Just wanted to know how you measure for the dumbbell. Maddie's is TOO BIG right now, and I need to order a new one. Anyone know how to do this? On the side of her J and J dumbbell, it says 12x12, I think I should get the 12x10? I hope you all can help me!

Thanks!


----------



## FlyingQuizini (Oct 24, 2006)

DUMBBELL SIZING INSTRUCTIONS

Items needed: 
1) a long round object (a pencil, pen or thin wooden dowel) (LRO) 
2 ) a ruler 
3) the dog 
Our philosophy is that the dumbbell should fit snugly in the dog’s mouth just behind the canine teeth, meaning that the dog’s lips should rest comfortably where the taper of the dumbbell meets the bar of the dumbbell. We do not like to see any of the bar showing on either side of the dog’s mouth, but we don’t want the dumbbell to be to tight either. If the dumbbell fits snugly in the mouth, it will discourage any shifting of the dumbbell which may cause the “mouthing” that could occur with an improperly fit dumbbell. 
Have the dog sit calmly in front of you and place the LRO is his/her mouth as if it were the bar of the dumbbell. Bring the LRO towards the front of the mouth so that is rests snugly behind the canine teeth (those are the fang like teeth in the front of the mouth). Close the dog’s mouth and grab the LRO with your fingers where it comes out on each side of the mouth.

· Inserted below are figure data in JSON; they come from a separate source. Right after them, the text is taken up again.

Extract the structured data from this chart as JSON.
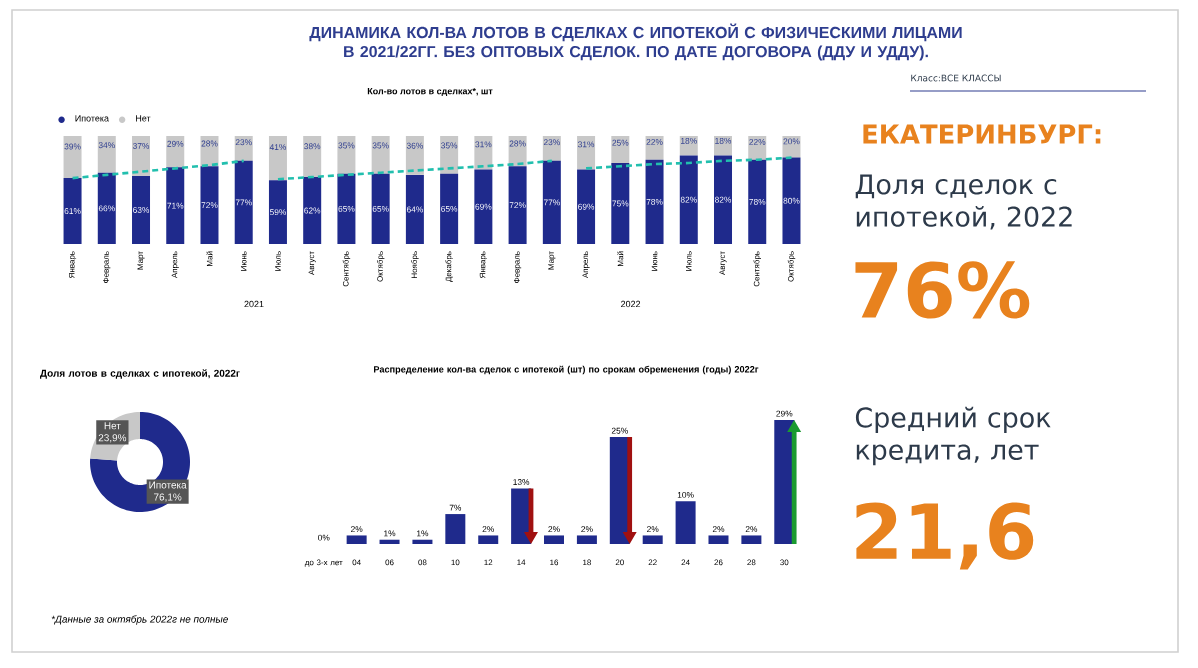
{
  "chart_data": [
    {
      "type": "bar",
      "title": "ДИНАМИКА КОЛ-ВА ЛОТОВ В СДЕЛКАХ С ИПОТЕКОЙ С ФИЗИЧЕСКИМИ ЛИЦАМИ В 2021/22ГГ. БЕЗ ОПТОВЫХ СДЕЛОК. ПО ДАТЕ ДОГОВОРА (ДДУ И УДДУ).",
      "subtitle": "Кол-во лотов в сделках*, шт",
      "categories": [
        "Январь",
        "Февраль",
        "Март",
        "Апрель",
        "Май",
        "Июнь",
        "Июль",
        "Август",
        "Сентябрь",
        "Октябрь",
        "Ноябрь",
        "Декабрь",
        "Январь",
        "Февраль",
        "Март",
        "Апрель",
        "Май",
        "Июнь",
        "Июль",
        "Август",
        "Сентябрь",
        "Октябрь"
      ],
      "stacked": true,
      "legend": "top left",
      "series": [
        {
          "name": "Ипотека",
          "color": "#1f2a8c",
          "values": [
            61,
            66,
            63,
            71,
            72,
            77,
            59,
            62,
            65,
            65,
            64,
            65,
            69,
            72,
            77,
            69,
            75,
            78,
            82,
            82,
            78,
            80
          ],
          "value_labels": [
            "61%",
            "66%",
            "63%",
            "71%",
            "72%",
            "77%",
            "59%",
            "62%",
            "65%",
            "65%",
            "64%",
            "65%",
            "69%",
            "72%",
            "77%",
            "69%",
            "75%",
            "78%",
            "82%",
            "82%",
            "78%",
            "80%"
          ]
        },
        {
          "name": "Нет",
          "color": "#c8c8c8",
          "values": [
            39,
            34,
            37,
            29,
            28,
            23,
            41,
            38,
            35,
            35,
            36,
            35,
            31,
            28,
            23,
            31,
            25,
            22,
            18,
            18,
            22,
            20
          ],
          "value_labels": [
            "39%",
            "34%",
            "37%",
            "29%",
            "28%",
            "23%",
            "41%",
            "38%",
            "35%",
            "35%",
            "36%",
            "35%",
            "31%",
            "28%",
            "23%",
            "31%",
            "25%",
            "22%",
            "18%",
            "18%",
            "22%",
            "20%"
          ]
        },
        {
          "type": "line",
          "color": "#22bfae",
          "line_style": "dashed",
          "values": [
            61,
            64,
            67,
            70,
            73,
            77,
            null,
            null,
            null,
            null,
            null,
            null,
            null,
            null,
            null,
            null,
            null,
            null,
            null,
            null,
            null,
            null
          ]
        },
        {
          "type": "line",
          "color": "#22bfae",
          "line_style": "dashed",
          "values": [
            null,
            null,
            null,
            null,
            null,
            null,
            60,
            62,
            64,
            66,
            68,
            70,
            72,
            74,
            77,
            null,
            null,
            null,
            null,
            null,
            null,
            null
          ]
        },
        {
          "type": "line",
          "color": "#22bfae",
          "line_style": "dashed",
          "values": [
            null,
            null,
            null,
            null,
            null,
            null,
            null,
            null,
            null,
            null,
            null,
            null,
            null,
            null,
            null,
            70,
            72,
            74,
            75,
            77,
            78,
            80
          ]
        }
      ],
      "annotations": [
        "2021",
        "2022",
        "*Данные за октябрь 2022г не полные"
      ]
    },
    {
      "type": "donut",
      "title": "Доля лотов в сделках с ипотекой, 2022г",
      "categories": [
        "Ипотека",
        "Нет"
      ],
      "values": [
        76.1,
        23.9
      ],
      "colors": [
        "#1f2a8c",
        "#c8c8c8"
      ],
      "value_labels": [
        "76,1%",
        "23,9%"
      ]
    },
    {
      "type": "bar",
      "title": "Распределение кол-ва сделок с ипотекой (шт) по срокам обременения (годы) 2022г",
      "categories": [
        "до 3-х лет",
        "04",
        "06",
        "08",
        "10",
        "12",
        "14",
        "16",
        "18",
        "20",
        "22",
        "24",
        "26",
        "28",
        "30"
      ],
      "values": [
        0,
        2,
        1,
        1,
        7,
        2,
        13,
        2,
        2,
        25,
        2,
        10,
        2,
        2,
        29
      ],
      "color": "#1f2a8c",
      "value_labels": [
        "0%",
        "2%",
        "1%",
        "1%",
        "7%",
        "2%",
        "13%",
        "2%",
        "2%",
        "25%",
        "2%",
        "10%",
        "2%",
        "2%",
        "29%"
      ]
    },
    {
      "type": "other",
      "title": "ЕКАТЕРИНБУРГ:",
      "annotations": [
        "Класс:ВСЕ КЛАССЫ",
        "Доля сделок с ипотекой, 2022",
        "76%",
        "Средний срок кредита, лет",
        "21,6"
      ]
    }
  ]
}
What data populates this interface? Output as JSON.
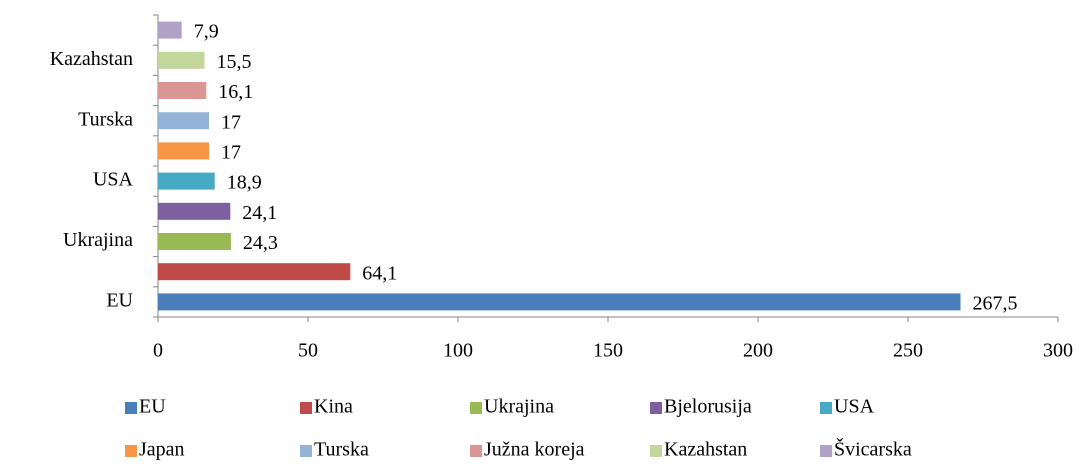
{
  "chart_data": {
    "type": "bar",
    "orientation": "horizontal",
    "categories": [
      "EU",
      null,
      "Ukrajina",
      null,
      "USA",
      null,
      "Turska",
      null,
      "Kazahstan",
      null
    ],
    "values": [
      267.5,
      64.1,
      24.3,
      24.1,
      18.9,
      17,
      17,
      16.1,
      15.5,
      7.9
    ],
    "value_labels": [
      "267,5",
      "64,1",
      "24,3",
      "24,1",
      "18,9",
      "17",
      "17",
      "16,1",
      "15,5",
      "7,9"
    ],
    "colors": [
      "#4a7ebb",
      "#be4b48",
      "#98b954",
      "#7d60a0",
      "#46aac5",
      "#f79646",
      "#95b3d7",
      "#d99694",
      "#c3d69b",
      "#b2a1c7"
    ],
    "xlim": [
      0,
      300
    ],
    "xticks": [
      0,
      50,
      100,
      150,
      200,
      250,
      300
    ],
    "grid": false,
    "legend": {
      "position": "bottom",
      "entries": [
        "EU",
        "Kina",
        "Ukrajina",
        "Bjelorusija",
        "USA",
        "Japan",
        "Turska",
        "Južna koreja",
        "Kazahstan",
        "Švicarska"
      ]
    }
  }
}
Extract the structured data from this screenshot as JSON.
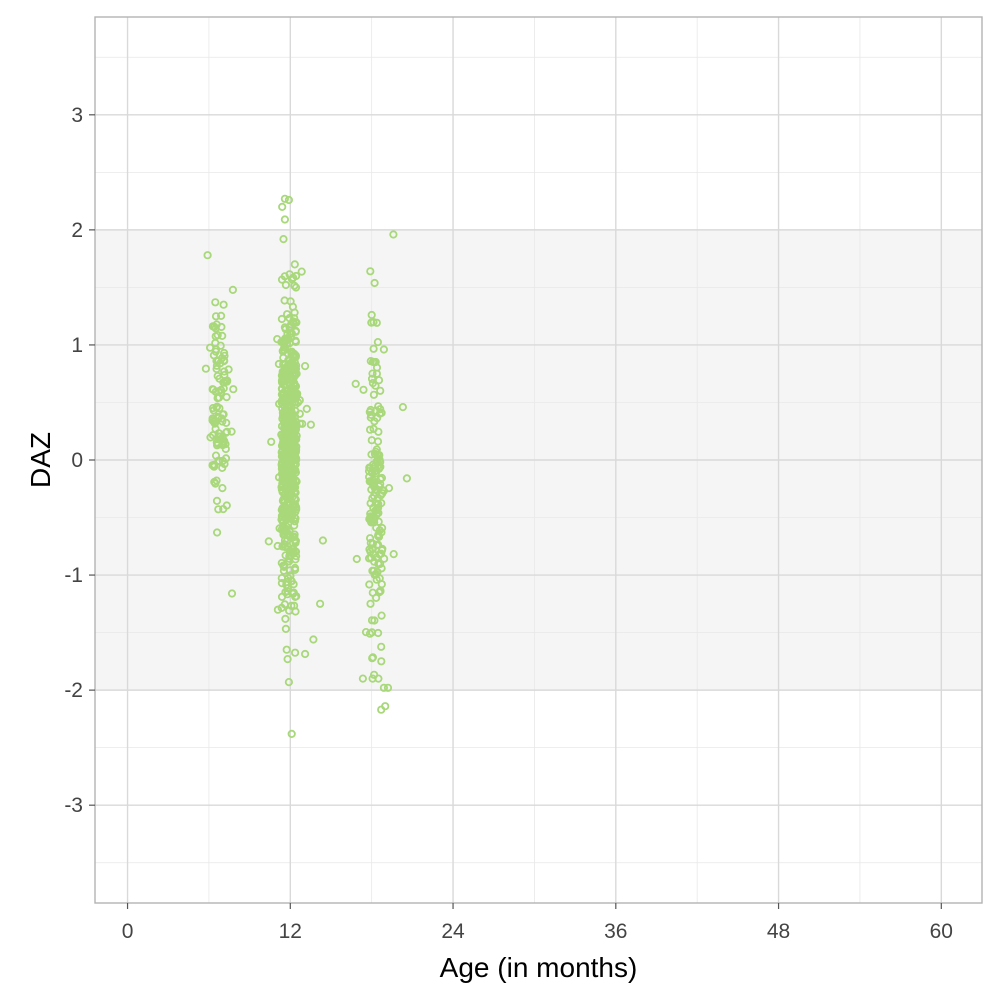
{
  "chart_data": {
    "type": "scatter",
    "xlabel": "Age (in months)",
    "ylabel": "DAZ",
    "xlim": [
      -2.4,
      63.0
    ],
    "ylim": [
      -3.85,
      3.85
    ],
    "x_ticks": [
      0,
      12,
      24,
      36,
      48,
      60
    ],
    "x_tick_labels": [
      "0",
      "12",
      "24",
      "36",
      "48",
      "60"
    ],
    "y_ticks": [
      -3,
      -2,
      -1,
      0,
      1,
      2,
      3
    ],
    "y_tick_labels": [
      "-3",
      "-2",
      "-1",
      "0",
      "1",
      "2",
      "3"
    ],
    "shaded_band": [
      -2,
      2
    ],
    "grid": true,
    "colors": {
      "point": "#a8d87a",
      "band": "#f5f5f5",
      "grid_major": "#d9d9d9",
      "grid_minor": "#e8e8e8",
      "panel_border": "#b3b3b3"
    },
    "clusters": [
      {
        "x_center": 6.8,
        "x_spread": 0.55,
        "y_mean": 0.5,
        "y_sd": 0.45,
        "n": 110
      },
      {
        "x_center": 11.9,
        "x_spread": 0.55,
        "y_mean": 0.12,
        "y_sd": 0.62,
        "n": 650
      },
      {
        "x_center": 18.3,
        "x_spread": 0.5,
        "y_mean": -0.35,
        "y_sd": 0.72,
        "n": 170
      }
    ],
    "notable_points": [
      [
        5.9,
        1.78
      ],
      [
        7.7,
        -1.16
      ],
      [
        6.6,
        -0.63
      ],
      [
        11.6,
        2.27
      ],
      [
        11.9,
        2.26
      ],
      [
        11.4,
        2.2
      ],
      [
        11.6,
        2.09
      ],
      [
        11.5,
        1.92
      ],
      [
        12.1,
        -2.38
      ],
      [
        11.9,
        -1.93
      ],
      [
        11.8,
        -1.73
      ],
      [
        14.2,
        -1.25
      ],
      [
        13.7,
        -1.56
      ],
      [
        14.4,
        -0.7
      ],
      [
        19.6,
        1.96
      ],
      [
        17.9,
        1.64
      ],
      [
        18.7,
        -2.17
      ],
      [
        19.0,
        -2.14
      ],
      [
        18.9,
        -1.98
      ],
      [
        19.2,
        -1.98
      ],
      [
        20.3,
        0.46
      ],
      [
        20.6,
        -0.16
      ],
      [
        16.9,
        -0.86
      ],
      [
        17.4,
        0.61
      ],
      [
        18.0,
        1.26
      ],
      [
        18.9,
        0.96
      ]
    ]
  }
}
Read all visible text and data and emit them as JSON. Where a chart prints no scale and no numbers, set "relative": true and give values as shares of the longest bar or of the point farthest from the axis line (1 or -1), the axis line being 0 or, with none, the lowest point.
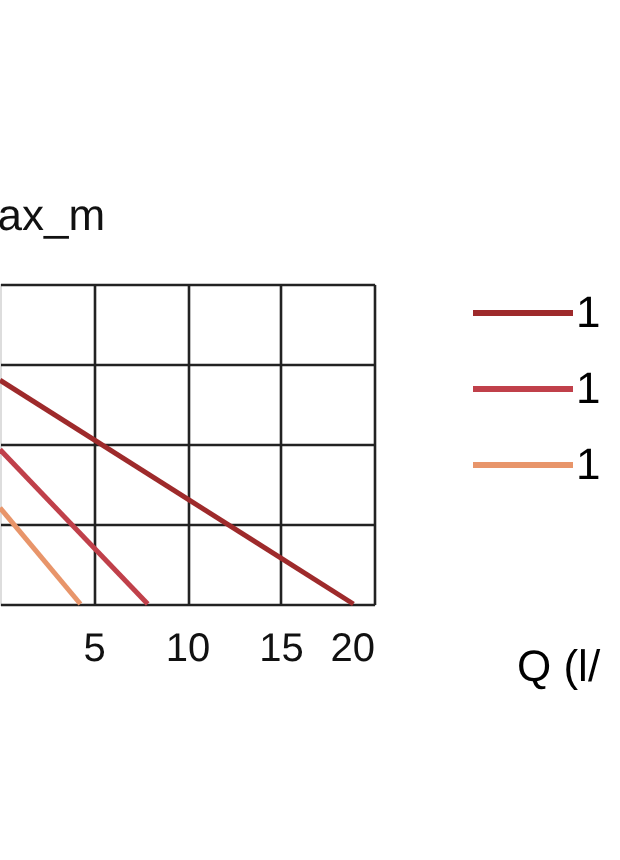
{
  "chart_data": {
    "type": "line",
    "title": "ax_m",
    "xlabel": "Q (l/",
    "relative": true,
    "xlim": [
      0,
      20
    ],
    "xticks": [
      5,
      10,
      15,
      20
    ],
    "grid": true,
    "legend": "right",
    "marker": "none",
    "line_style": "solid",
    "series": [
      {
        "name": "1",
        "color": "#9e2a2b",
        "x": [
          0,
          18.9
        ],
        "values": [
          1,
          0
        ]
      },
      {
        "name": "1",
        "color": "#c0404a",
        "x": [
          0,
          7.9
        ],
        "values": [
          0.69,
          0
        ]
      },
      {
        "name": "1",
        "color": "#e8956a",
        "x": [
          0,
          4.3
        ],
        "values": [
          0.43,
          0
        ]
      }
    ]
  }
}
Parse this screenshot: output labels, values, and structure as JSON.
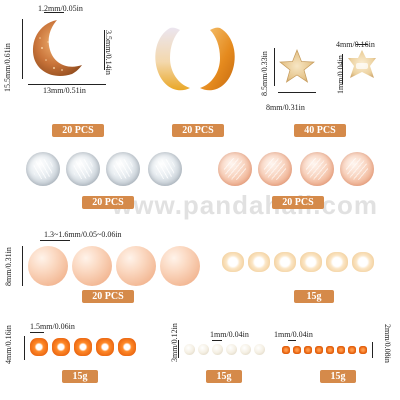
{
  "watermark": "www.pandahall.com",
  "moon_dims": {
    "width_left": "1.2mm/0.05in",
    "height": "15.5mm/0.61in",
    "thickness": "3.5mm/0.14in",
    "width": "13mm/0.51in"
  },
  "star_dims": {
    "height": "8.5mm/0.33in",
    "width": "8mm/0.31in",
    "hole": "4mm/0.16in",
    "thickness": "1mm/0.04in"
  },
  "round_dims": {
    "hole": "1.3~1.6mm/0.05~0.06in",
    "diameter": "8mm/0.31in"
  },
  "seed_dims": {
    "left_height": "4mm/0.16in",
    "left_hole": "1.5mm/0.06in",
    "mid_size": "3mm/0.12in",
    "mid_hole": "1mm/0.04in",
    "right_hole": "1mm/0.04in",
    "right_size": "2mm/0.08in"
  },
  "badges": {
    "moon_amber": "20 PCS",
    "moon_gradient": "20 PCS",
    "star": "40 PCS",
    "crackle_clear": "20 PCS",
    "crackle_pink": "20 PCS",
    "peach_round": "20 PCS",
    "cream_seed": "15g",
    "orange_seed": "15g",
    "pearl_seed": "15g",
    "tiny_orange_seed": "15g"
  },
  "colors": {
    "badge_bg": "#d58a4a",
    "moon_amber": "#c9743a",
    "orange_seed": "#e8620e"
  }
}
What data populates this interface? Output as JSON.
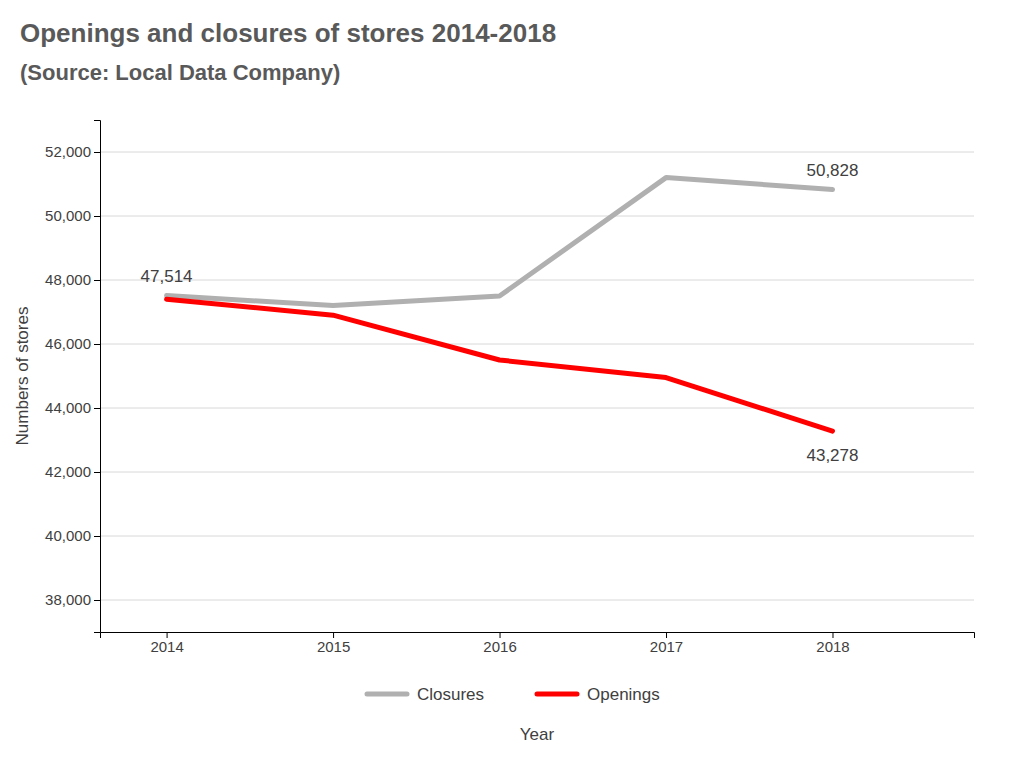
{
  "chart_data": {
    "type": "line",
    "title": "Openings and closures of stores 2014-2018",
    "subtitle": "(Source: Local Data Company)",
    "xlabel": "Year",
    "ylabel": "Numbers of stores",
    "x": [
      2014,
      2015,
      2016,
      2017,
      2018
    ],
    "series": [
      {
        "name": "Closures",
        "color": "#b0b0b0",
        "values": [
          47514,
          47200,
          47500,
          51200,
          50828
        ],
        "value_labels": [
          "47,514",
          null,
          null,
          null,
          "50,828"
        ]
      },
      {
        "name": "Openings",
        "color": "#ff0000",
        "values": [
          47400,
          46900,
          45500,
          44950,
          43278
        ],
        "value_labels": [
          null,
          null,
          null,
          null,
          "43,278"
        ]
      }
    ],
    "xlim": [
      2013.6,
      2018.85
    ],
    "xticks": [
      2014,
      2015,
      2016,
      2017,
      2018
    ],
    "ylim": [
      37000,
      53000
    ],
    "yticks": [
      {
        "value": 38000,
        "label": "38,000"
      },
      {
        "value": 40000,
        "label": "40,000"
      },
      {
        "value": 42000,
        "label": "42,000"
      },
      {
        "value": 44000,
        "label": "44,000"
      },
      {
        "value": 46000,
        "label": "46,000"
      },
      {
        "value": 48000,
        "label": "48,000"
      },
      {
        "value": 50000,
        "label": "50,000"
      },
      {
        "value": 52000,
        "label": "52,000"
      }
    ],
    "grid": true,
    "legend": "bottom",
    "data_labels": true
  }
}
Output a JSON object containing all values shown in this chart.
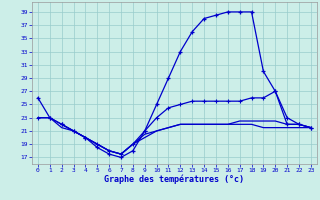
{
  "xlabel": "Graphe des températures (°c)",
  "bg_color": "#cceee8",
  "line_color": "#0000cc",
  "grid_color": "#99cccc",
  "x_ticks": [
    0,
    1,
    2,
    3,
    4,
    5,
    6,
    7,
    8,
    9,
    10,
    11,
    12,
    13,
    14,
    15,
    16,
    17,
    18,
    19,
    20,
    21,
    22,
    23
  ],
  "y_ticks": [
    17,
    19,
    21,
    23,
    25,
    27,
    29,
    31,
    33,
    35,
    37,
    39
  ],
  "ylim": [
    16.0,
    40.5
  ],
  "xlim": [
    -0.5,
    23.5
  ],
  "curve1_x": [
    0,
    1,
    2,
    3,
    4,
    5,
    6,
    7,
    8,
    9,
    10,
    11,
    12,
    13,
    14,
    15,
    16,
    17,
    18,
    19,
    20,
    21,
    22,
    23
  ],
  "curve1_y": [
    26,
    23,
    22,
    21,
    20,
    18.5,
    17.5,
    17,
    18,
    21,
    25,
    29,
    33,
    36,
    38,
    38.5,
    39,
    39,
    39,
    30,
    27,
    22,
    22,
    21.5
  ],
  "curve2_x": [
    0,
    1,
    2,
    3,
    4,
    5,
    6,
    7,
    8,
    9,
    10,
    11,
    12,
    13,
    14,
    15,
    16,
    17,
    18,
    19,
    20,
    21,
    22,
    23
  ],
  "curve2_y": [
    23,
    23,
    22,
    21,
    20,
    19,
    18,
    17.5,
    19,
    21,
    23,
    24.5,
    25,
    25.5,
    25.5,
    25.5,
    25.5,
    25.5,
    26,
    26,
    27,
    23,
    22,
    21.5
  ],
  "curve3_x": [
    0,
    1,
    2,
    3,
    4,
    5,
    6,
    7,
    8,
    9,
    10,
    11,
    12,
    13,
    14,
    15,
    16,
    17,
    18,
    19,
    20,
    21,
    22,
    23
  ],
  "curve3_y": [
    23,
    23,
    21.5,
    21,
    20,
    19,
    18,
    17.5,
    19,
    20.5,
    21,
    21.5,
    22,
    22,
    22,
    22,
    22,
    22.5,
    22.5,
    22.5,
    22.5,
    22,
    22,
    21.5
  ],
  "curve4_x": [
    2,
    3,
    4,
    5,
    6,
    7,
    8,
    9,
    10,
    11,
    12,
    13,
    14,
    15,
    16,
    17,
    18,
    19,
    20,
    21,
    22,
    23
  ],
  "curve4_y": [
    22,
    21,
    20,
    19,
    18,
    17.5,
    19,
    20,
    21,
    21.5,
    22,
    22,
    22,
    22,
    22,
    22,
    22,
    21.5,
    21.5,
    21.5,
    21.5,
    21.5
  ]
}
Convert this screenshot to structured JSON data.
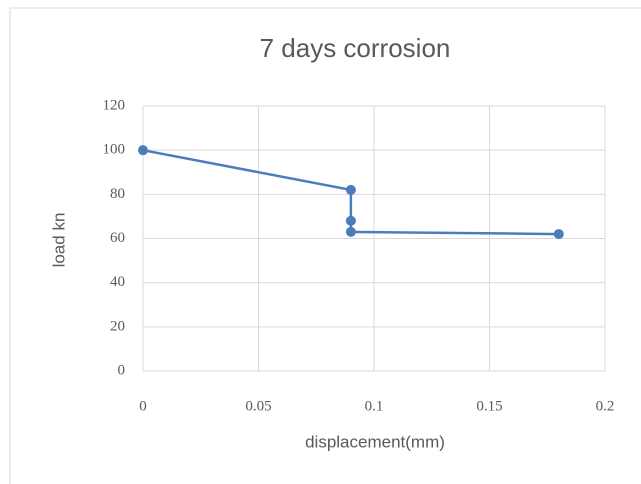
{
  "chart_data": {
    "type": "line",
    "title": "7 days corrosion",
    "x_label": "displacement(mm)",
    "y_label": "load kn",
    "series": [
      {
        "color": "#4a7ebb",
        "x": [
          0,
          0.09,
          0.09,
          0.09,
          0.18
        ],
        "values": [
          100,
          82,
          68,
          63,
          62
        ]
      }
    ],
    "xlim": [
      0,
      0.2
    ],
    "xticks": [
      0,
      0.05,
      0.1,
      0.15,
      0.2
    ],
    "ylim": [
      0,
      120
    ],
    "yticks": [
      0,
      20,
      40,
      60,
      80,
      100,
      120
    ],
    "grid": true
  }
}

Make sure that the dog’s mouth is closed because you want to include the lips in the measurement. 
Lay the LRO against the ruler and measure the distance between your fingers. 
Repeat this process to make sure you have the measurement correct then call (800) 446-2920 or e-mail us ([email protected]) with the following information: 
Dog’s breed, sex and approx. weight and then the mouth measurement. 
From this information and our experience, we will be able to determine the correct dumbbell for your dog. 
Good luck and thank you for choosing a Max 200 dumbbell. 
Sept. 01, 2003


----------



## Goldendogx2 (Sep 2, 2007)

I have a few J&J dumbbells - Invincabell that is a size 4. This was for my smaller 50 lb golden.


----------